Future directions in organisational best practice
An interview with Kevin Hannagan, CEO Strathbogie Shire Council, Victoria.
A philosophy that embraces the input of people, together with the financial ‘bottom line’ reflects Kevin Hannagan’s approach to a successful municipality.
Kevin, who took on Strathbogie’s CEO role in 2001, believes people provide the edge for leading municipalities.
“While I have an eye for bottom line and financial performance, I strongly believe people are the competitive edge in today’s environment,” he said. “Having the right people, particularly for smaller rural councils, allows us to punch well above our weight.
“Recruiting professional staff to small rural councils can sometimes be difficult, and it is important that they are the right fit for the organisation and community.

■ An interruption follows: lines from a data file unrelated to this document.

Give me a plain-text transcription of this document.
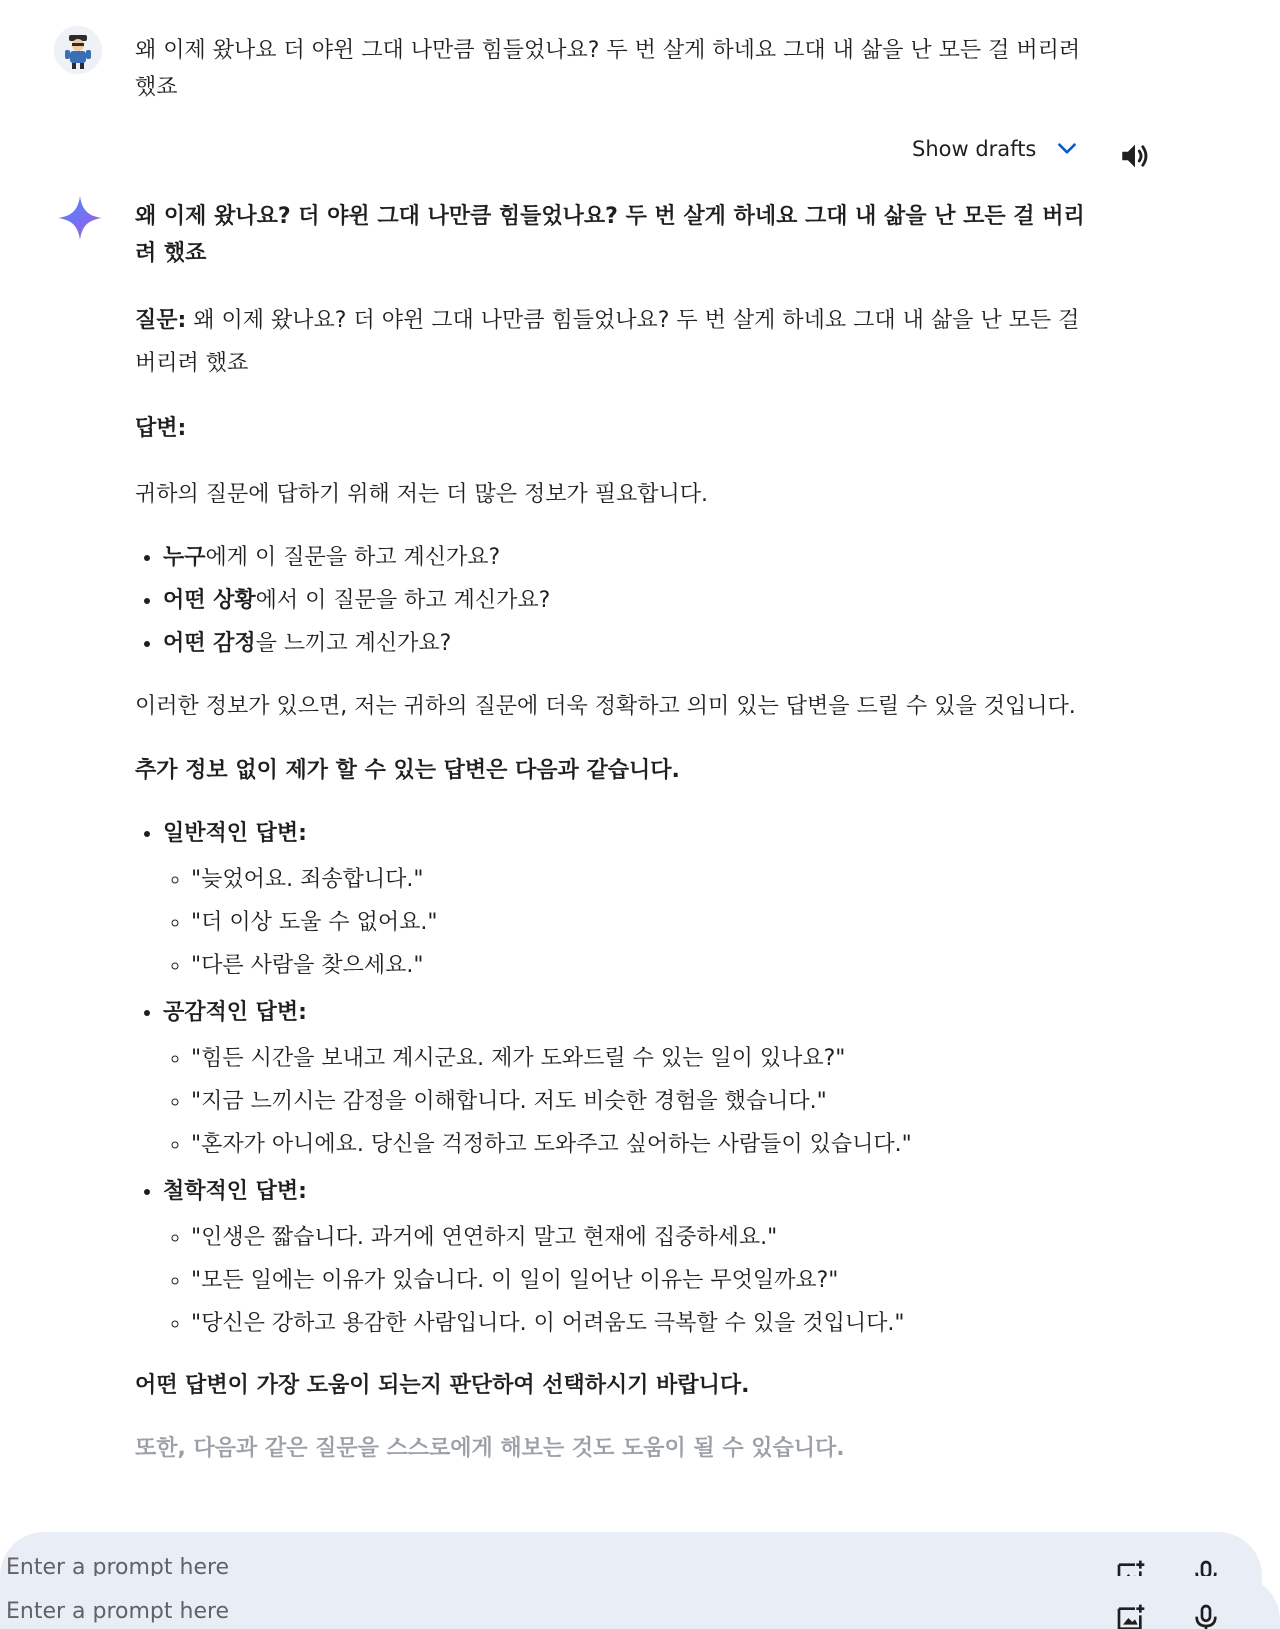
왜 이제 왔나요 더 야윈 그대 나만큼 힘들었나요? 두 번 살게 하네요 그대 내 삶을 난 모든 걸 버리려 했죠
Show drafts

왜 이제 왔나요? 더 야윈 그대 나만큼 힘들었나요? 두 번 살게 하네요 그대 내 삶을 난 모든 걸 버리려 했죠

질문: 왜 이제 왔나요? 더 야윈 그대 나만큼 힘들었나요? 두 번 살게 하네요 그대 내 삶을 난 모든 걸 버리려 했죠

답변:

귀하의 질문에 답하기 위해 저는 더 많은 정보가 필요합니다.

• 누구에게 이 질문을 하고 계신가요?
• 어떤 상황에서 이 질문을 하고 계신가요?
• 어떤 감정을 느끼고 계신가요?

이러한 정보가 있으면, 저는 귀하의 질문에 더욱 정확하고 의미 있는 답변을 드릴 수 있을 것입니다.

추가 정보 없이 제가 할 수 있는 답변은 다음과 같습니다.

• 일반적인 답변:
◦ "늦었어요. 죄송합니다."
◦ "더 이상 도울 수 없어요."
◦ "다른 사람을 찾으세요."
• 공감적인 답변:
◦ "힘든 시간을 보내고 계시군요. 제가 도와드릴 수 있는 일이 있나요?"
◦ "지금 느끼시는 감정을 이해합니다. 저도 비슷한 경험을 했습니다."
◦ "혼자가 아니에요. 당신을 걱정하고 도와주고 싶어하는 사람들이 있습니다."
• 철학적인 답변:
◦ "인생은 짧습니다. 과거에 연연하지 말고 현재에 집중하세요."
◦ "모든 일에는 이유가 있습니다. 이 일이 일어난 이유는 무엇일까요?"
◦ "당신은 강하고 용감한 사람입니다. 이 어려움도 극복할 수 있을 것입니다."

어떤 답변이 가장 도움이 되는지 판단하여 선택하시기 바랍니다.

또한, 다음과 같은 질문을 스스로에게 해보는 것도 도움이 될 수 있습니다.

Enter a prompt here
Enter a prompt here
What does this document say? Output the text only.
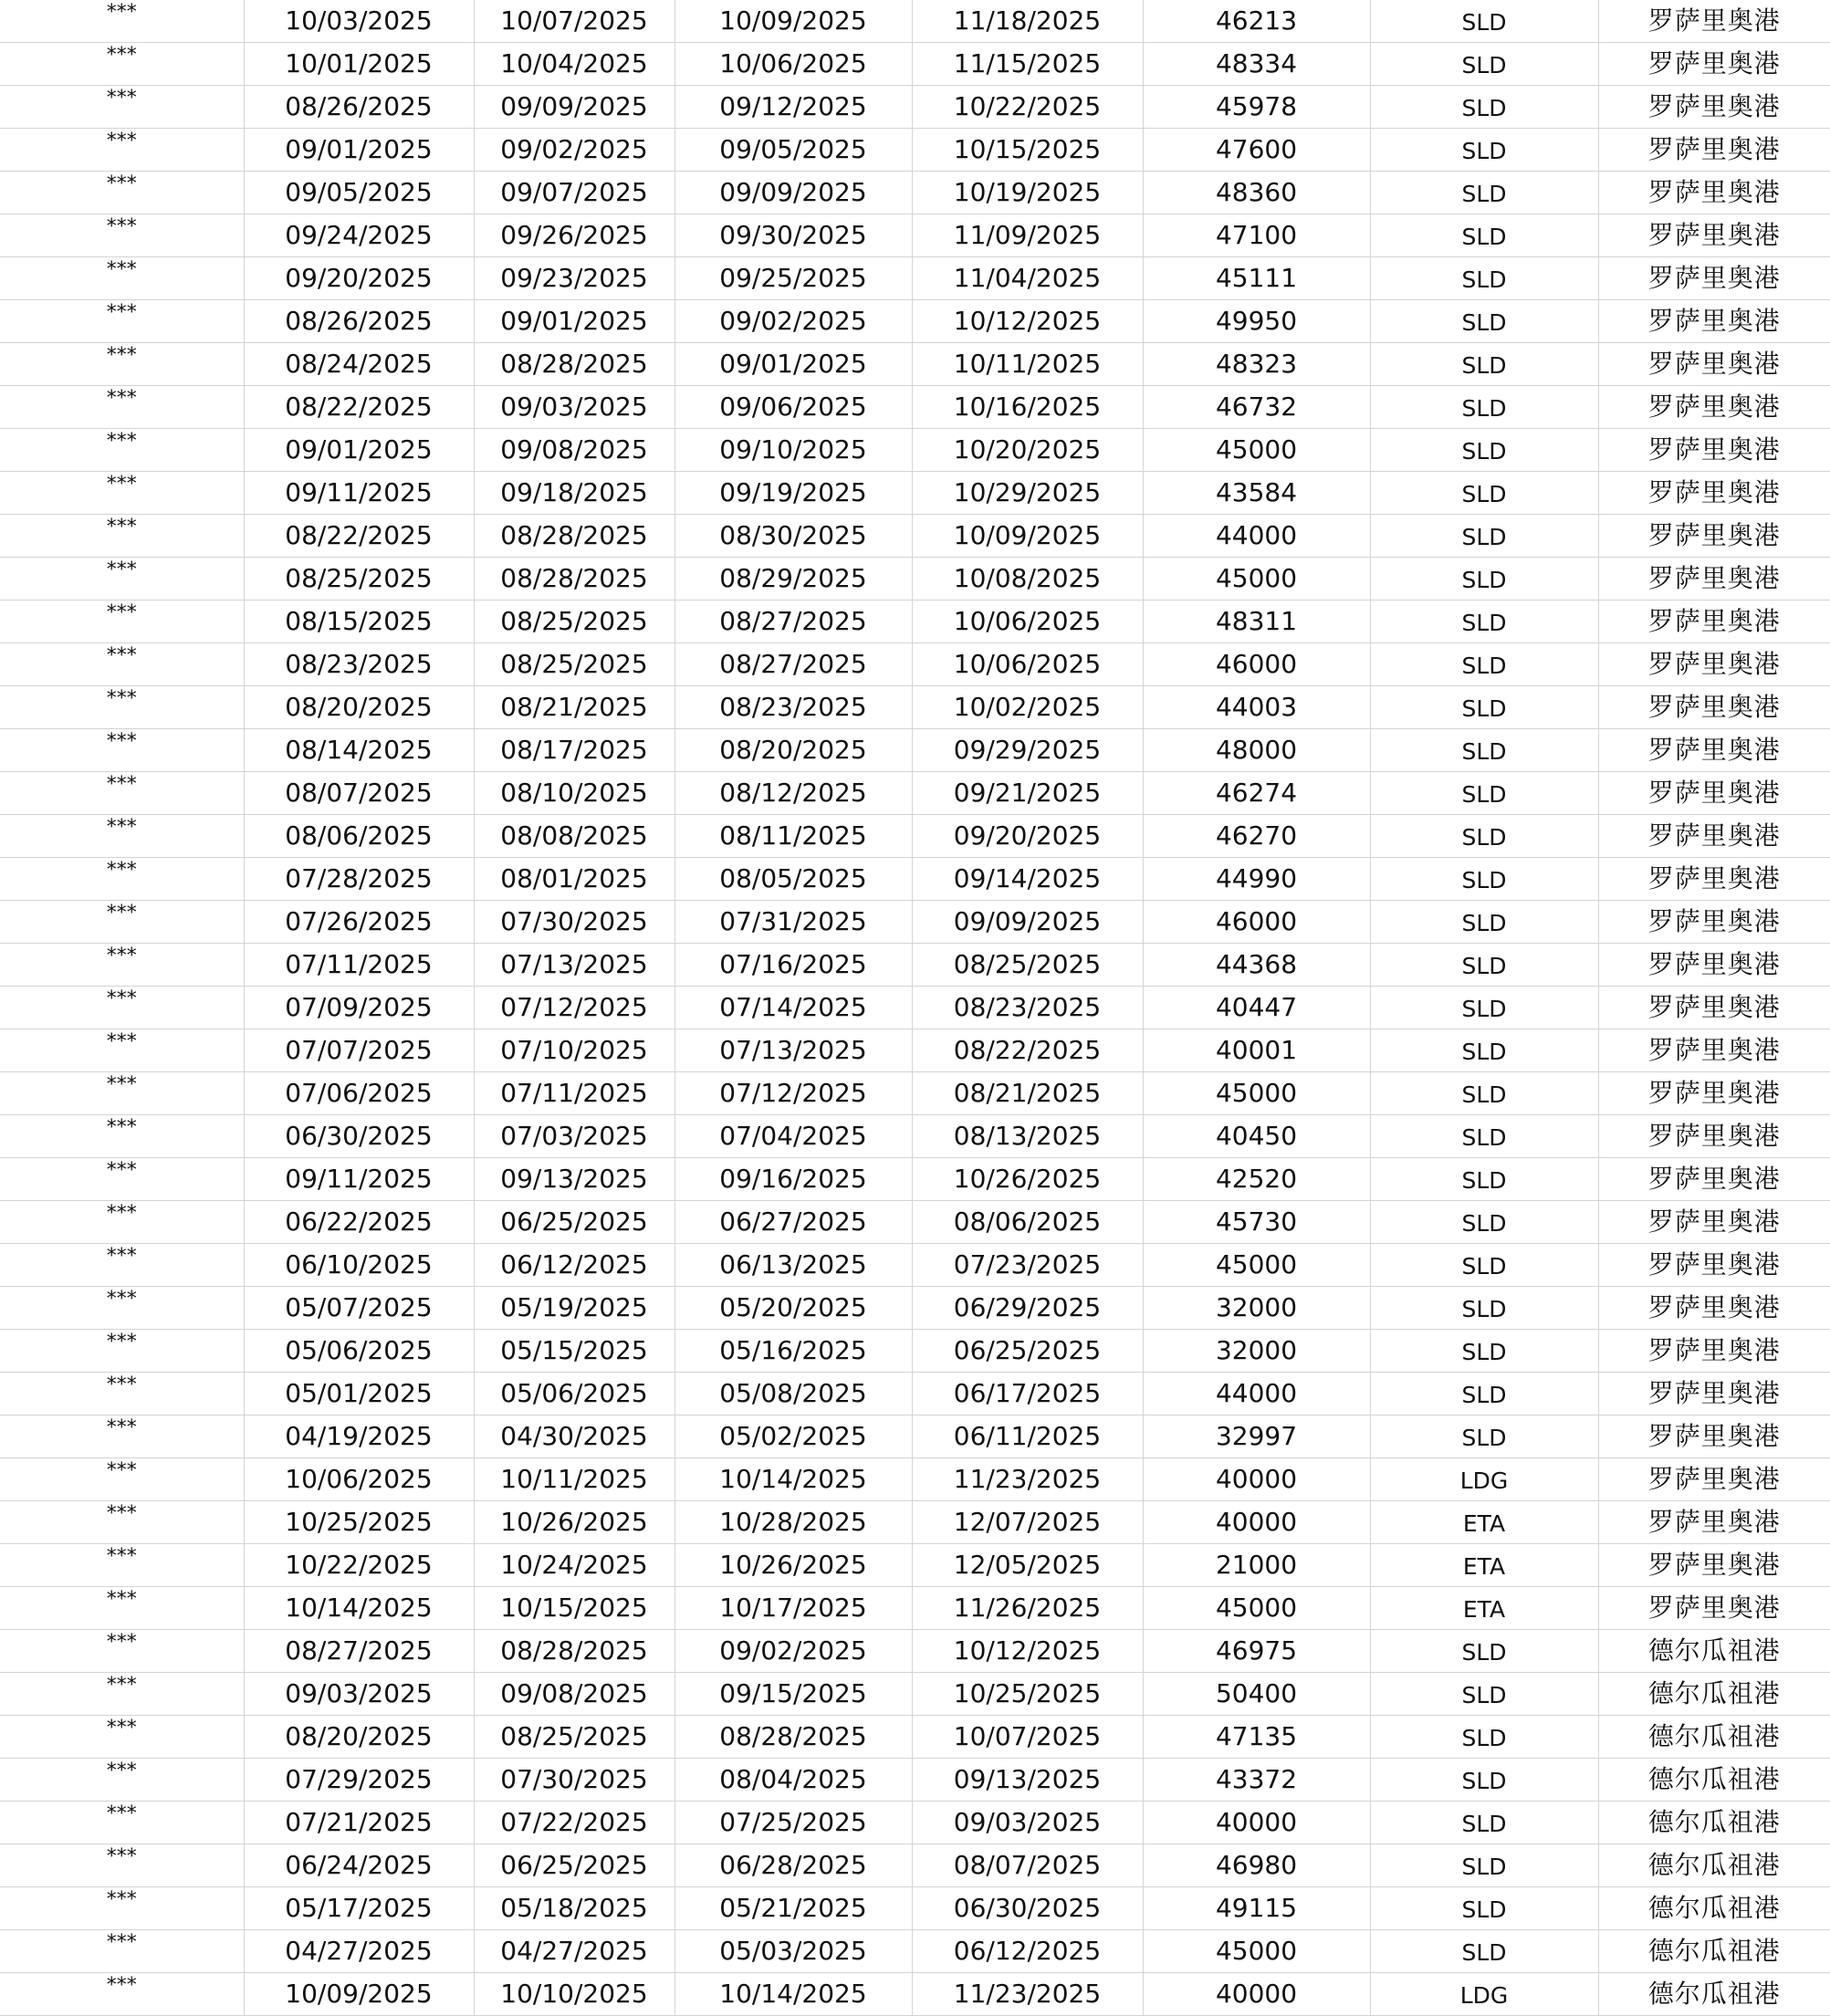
***	10/03/2025	10/07/2025	10/09/2025	11/18/2025	46213	SLD	罗萨里奥港
***	10/01/2025	10/04/2025	10/06/2025	11/15/2025	48334	SLD	罗萨里奥港
***	08/26/2025	09/09/2025	09/12/2025	10/22/2025	45978	SLD	罗萨里奥港
***	09/01/2025	09/02/2025	09/05/2025	10/15/2025	47600	SLD	罗萨里奥港
***	09/05/2025	09/07/2025	09/09/2025	10/19/2025	48360	SLD	罗萨里奥港
***	09/24/2025	09/26/2025	09/30/2025	11/09/2025	47100	SLD	罗萨里奥港
***	09/20/2025	09/23/2025	09/25/2025	11/04/2025	45111	SLD	罗萨里奥港
***	08/26/2025	09/01/2025	09/02/2025	10/12/2025	49950	SLD	罗萨里奥港
***	08/24/2025	08/28/2025	09/01/2025	10/11/2025	48323	SLD	罗萨里奥港
***	08/22/2025	09/03/2025	09/06/2025	10/16/2025	46732	SLD	罗萨里奥港
***	09/01/2025	09/08/2025	09/10/2025	10/20/2025	45000	SLD	罗萨里奥港
***	09/11/2025	09/18/2025	09/19/2025	10/29/2025	43584	SLD	罗萨里奥港
***	08/22/2025	08/28/2025	08/30/2025	10/09/2025	44000	SLD	罗萨里奥港
***	08/25/2025	08/28/2025	08/29/2025	10/08/2025	45000	SLD	罗萨里奥港
***	08/15/2025	08/25/2025	08/27/2025	10/06/2025	48311	SLD	罗萨里奥港
***	08/23/2025	08/25/2025	08/27/2025	10/06/2025	46000	SLD	罗萨里奥港
***	08/20/2025	08/21/2025	08/23/2025	10/02/2025	44003	SLD	罗萨里奥港
***	08/14/2025	08/17/2025	08/20/2025	09/29/2025	48000	SLD	罗萨里奥港
***	08/07/2025	08/10/2025	08/12/2025	09/21/2025	46274	SLD	罗萨里奥港
***	08/06/2025	08/08/2025	08/11/2025	09/20/2025	46270	SLD	罗萨里奥港
***	07/28/2025	08/01/2025	08/05/2025	09/14/2025	44990	SLD	罗萨里奥港
***	07/26/2025	07/30/2025	07/31/2025	09/09/2025	46000	SLD	罗萨里奥港
***	07/11/2025	07/13/2025	07/16/2025	08/25/2025	44368	SLD	罗萨里奥港
***	07/09/2025	07/12/2025	07/14/2025	08/23/2025	40447	SLD	罗萨里奥港
***	07/07/2025	07/10/2025	07/13/2025	08/22/2025	40001	SLD	罗萨里奥港
***	07/06/2025	07/11/2025	07/12/2025	08/21/2025	45000	SLD	罗萨里奥港
***	06/30/2025	07/03/2025	07/04/2025	08/13/2025	40450	SLD	罗萨里奥港
***	09/11/2025	09/13/2025	09/16/2025	10/26/2025	42520	SLD	罗萨里奥港
***	06/22/2025	06/25/2025	06/27/2025	08/06/2025	45730	SLD	罗萨里奥港
***	06/10/2025	06/12/2025	06/13/2025	07/23/2025	45000	SLD	罗萨里奥港
***	05/07/2025	05/19/2025	05/20/2025	06/29/2025	32000	SLD	罗萨里奥港
***	05/06/2025	05/15/2025	05/16/2025	06/25/2025	32000	SLD	罗萨里奥港
***	05/01/2025	05/06/2025	05/08/2025	06/17/2025	44000	SLD	罗萨里奥港
***	04/19/2025	04/30/2025	05/02/2025	06/11/2025	32997	SLD	罗萨里奥港
***	10/06/2025	10/11/2025	10/14/2025	11/23/2025	40000	LDG	罗萨里奥港
***	10/25/2025	10/26/2025	10/28/2025	12/07/2025	40000	ETA	罗萨里奥港
***	10/22/2025	10/24/2025	10/26/2025	12/05/2025	21000	ETA	罗萨里奥港
***	10/14/2025	10/15/2025	10/17/2025	11/26/2025	45000	ETA	罗萨里奥港
***	08/27/2025	08/28/2025	09/02/2025	10/12/2025	46975	SLD	德尔瓜祖港
***	09/03/2025	09/08/2025	09/15/2025	10/25/2025	50400	SLD	德尔瓜祖港
***	08/20/2025	08/25/2025	08/28/2025	10/07/2025	47135	SLD	德尔瓜祖港
***	07/29/2025	07/30/2025	08/04/2025	09/13/2025	43372	SLD	德尔瓜祖港
***	07/21/2025	07/22/2025	07/25/2025	09/03/2025	40000	SLD	德尔瓜祖港
***	06/24/2025	06/25/2025	06/28/2025	08/07/2025	46980	SLD	德尔瓜祖港
***	05/17/2025	05/18/2025	05/21/2025	06/30/2025	49115	SLD	德尔瓜祖港
***	04/27/2025	04/27/2025	05/03/2025	06/12/2025	45000	SLD	德尔瓜祖港
***	10/09/2025	10/10/2025	10/14/2025	11/23/2025	40000	LDG	德尔瓜祖港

To be successful in any organisation, one must be able to work with the wider group to achieve corporate goals, and as such, people skills are very important.”
Kevin believes that CEOs and Local Government should be leaders in their communities.
“The role of a CEO is to be a leader, rather than a manager,” he said. “It is about developing the people under you.
“Generally, managers at level three have a primary degree in accounting, planning, or whatever area it is they are working in, but they often lack experience or background in management.
“For this reason, Strathbogie recently provided inhouse Diploma of Management training to all our managers. This has enabled them to develop their leadership skills and ensures we have a professional and productive workplace.”
Kevin Hannagan said with the Diploma of Management now complete, Strathbogie managers are undertaking a Certificate IV in Carbon Management to prepare them for the future.
“We must develop our people and give them the capacity to be at the forefront of whatever we will face into the future,” he said.
“Training of council managers allows skills to remain inhouse, instead of having to engage a consultant each time work of that calibre needs to be completed. We see it is a good investment for the future of our organisation.”
Council managed to secure four extra places in this particular course for community/business leaders. As Local Governments are often the largest industry in rural areas, Kevin Hannagan believes they need to show leadership, through initiatives such as this.
“It is paramount to be in touch with the community and its aspirations, and to communicate with them,” he said. “Municipalities should work with their local businesses to try and help them to realise their objectives and expand, so a focus on development is important.
“Equally, it is important to create the business environment to attract appropriate new industries to the Shire. Councils need to ensure they have undertaken the strategic work identifying their future growth opportunities, and they must reflect this in their planning schemes so that the community and developers know where council sits in terms of future development.”
Kevin Hannagan said good systems are key to supporting the people in organisations. He is a strong supporter of the Municipal Association of Victoria’s ICT Strategy, where 15 Victorian councils in collaboration with HCXL Axon are developing shared resourcing of all IT systems on a regional basis.
Once the regional IT infrastructure is in place, this will enable councils to implement regional working relationships for provision of regional service delivery. Councils will have the latest ‘cloud technology’ solutions at their fingertips and can gain the efficiencies without amalgamations, thus providing better services to their communities.
“Councils are businesses that use local ratepayers’, State and Federal Government funds,” Kevin Hannagan said. “Therefore, they should provide best value services. We need to ensure we are efficient, that the services we provide are responsive to community needs and we should also provide quality service.
“Accessibility and practicality of council services is also crucial.”